The BJP even set up a six-member panel to collate feedback and sent it to the finance minister. “In the last few budgets, it was laying of the tracks. Most of the structural reforms are already there. Now, we will move ahead. More reforms will be there. It will be a growth oriented budget for sure,” said party spokesperson Syed Zafar Islam, also a member of the panel. “We are already contributing 18 per cent to the world GDP. The kind of momentum we have in economic activities, we expect the government to capitalise on the momentum for more job creation and higher private investments.”
Modi could deliver the electoral message using his appeal with consistent nurturing of the beneficiaries. However, when beneficiaries get used to a particular facility or do not get it, resentment grows. That is when attractive sops influence the voting patterns.
Since the Lok Sabha poll results, the BJP governments in Uttar Pradesh, Madhya Pradesh, Haryana and Rajasthan have presented state budgets where sops have been announced for the poor, women and farmers through stipends, increased spending, free bus rides and reduction in oil prices. This was to address the immediate concerns of the population.

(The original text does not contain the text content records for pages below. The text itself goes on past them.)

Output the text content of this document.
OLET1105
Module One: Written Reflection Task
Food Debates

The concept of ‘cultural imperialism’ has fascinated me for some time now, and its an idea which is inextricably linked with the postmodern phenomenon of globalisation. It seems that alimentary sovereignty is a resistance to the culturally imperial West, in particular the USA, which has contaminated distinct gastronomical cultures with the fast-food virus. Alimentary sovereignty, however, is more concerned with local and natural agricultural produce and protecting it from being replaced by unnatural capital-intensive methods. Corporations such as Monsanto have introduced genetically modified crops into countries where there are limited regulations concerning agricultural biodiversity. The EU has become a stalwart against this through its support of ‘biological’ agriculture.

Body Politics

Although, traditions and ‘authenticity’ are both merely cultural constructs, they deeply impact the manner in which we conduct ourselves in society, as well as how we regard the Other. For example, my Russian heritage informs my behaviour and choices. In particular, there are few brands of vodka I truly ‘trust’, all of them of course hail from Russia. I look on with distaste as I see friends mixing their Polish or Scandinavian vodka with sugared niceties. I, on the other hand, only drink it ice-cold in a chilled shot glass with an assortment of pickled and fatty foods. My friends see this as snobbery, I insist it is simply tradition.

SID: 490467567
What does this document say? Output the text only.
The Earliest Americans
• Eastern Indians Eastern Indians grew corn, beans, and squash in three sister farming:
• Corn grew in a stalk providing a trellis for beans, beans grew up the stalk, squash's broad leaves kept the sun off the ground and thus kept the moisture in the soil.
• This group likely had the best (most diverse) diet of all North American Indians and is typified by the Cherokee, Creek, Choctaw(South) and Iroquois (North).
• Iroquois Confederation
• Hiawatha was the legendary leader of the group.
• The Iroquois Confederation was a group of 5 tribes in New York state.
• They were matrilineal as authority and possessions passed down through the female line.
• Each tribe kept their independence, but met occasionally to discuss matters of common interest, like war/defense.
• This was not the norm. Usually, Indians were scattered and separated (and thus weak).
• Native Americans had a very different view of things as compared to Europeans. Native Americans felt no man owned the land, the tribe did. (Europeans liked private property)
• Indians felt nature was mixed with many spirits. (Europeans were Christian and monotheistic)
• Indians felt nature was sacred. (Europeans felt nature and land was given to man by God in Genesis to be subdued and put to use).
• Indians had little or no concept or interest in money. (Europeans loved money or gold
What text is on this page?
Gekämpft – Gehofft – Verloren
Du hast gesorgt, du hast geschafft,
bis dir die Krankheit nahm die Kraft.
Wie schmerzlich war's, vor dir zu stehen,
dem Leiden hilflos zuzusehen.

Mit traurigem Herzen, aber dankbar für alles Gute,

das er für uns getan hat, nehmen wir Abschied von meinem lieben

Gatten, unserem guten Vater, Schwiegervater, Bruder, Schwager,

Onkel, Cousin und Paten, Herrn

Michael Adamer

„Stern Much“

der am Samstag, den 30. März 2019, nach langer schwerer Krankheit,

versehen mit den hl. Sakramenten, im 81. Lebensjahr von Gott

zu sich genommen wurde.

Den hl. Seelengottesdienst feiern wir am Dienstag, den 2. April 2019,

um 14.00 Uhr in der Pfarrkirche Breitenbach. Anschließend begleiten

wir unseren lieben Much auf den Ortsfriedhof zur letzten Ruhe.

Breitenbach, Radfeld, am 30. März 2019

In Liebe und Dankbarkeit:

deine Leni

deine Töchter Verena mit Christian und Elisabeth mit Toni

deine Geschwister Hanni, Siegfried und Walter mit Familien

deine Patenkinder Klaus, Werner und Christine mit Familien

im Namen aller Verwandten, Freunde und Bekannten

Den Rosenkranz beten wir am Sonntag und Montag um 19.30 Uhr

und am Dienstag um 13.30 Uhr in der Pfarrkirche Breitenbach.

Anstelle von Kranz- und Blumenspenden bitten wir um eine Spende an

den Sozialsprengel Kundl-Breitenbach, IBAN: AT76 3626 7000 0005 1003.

“Budget is an exercise where inputs are taken from every section of the society,” said Islam. “It has nothing to do with the elections. We are the single largest party with 240 seats. We make policies after feedback from the diverse groups.”
As assembly elections in Haryana and Maharashtra are round the corner, the government may focus on target groups like the farmers, women, youth and the OBCs. There have been indications that earnings of farmers would be increased by strengthening the PM Kisan Samman Nidhi (Rs6,000 a year), expanding infrastructure for farmers for storage of grains and crops, extending credit and promoting crop diversification to tide over the increased political pressure for legalising minimum support price for crops.
Schemes like MNREGA and Agniveer also have a strong salience in rural India. As the opposition has turned the lacunae in the Agniveer scheme into a political weapon, the Modi government has major work at hand. Former Madhya Pradesh chief minister Shivraj Singh Chouhan, who has been given agriculture and rural development ministries, would need something more in the budget to navigate the tough terrain ahead.
While Nitin Gadkari may continue to raise capex for building highways, he would also need budgetary support to keep up the pace. The budget is expected to increase allocation for the health sector to increase the number of hospitals, set up more medical colleges, and even increasing the scope of health insurance from the current Rs5 lakh. The BJP had promised the benefits of health insurance to the senior citizens. Sitharaman may announce the new scheme in the budget.
The BJP had also promised more trains, be it Vande Bharat or even bullet trains. Given the political significance of the ministry, as it serves a large section of the population, the allocation is set to increase.
The budget session is likely to be stormy with the opposition trying to put the government on the mat on issues like question paper leaks, inflation and rural distress. The budget, however, will provide an opportunity for the government to grab some positive headlines by giving people something to cheer about.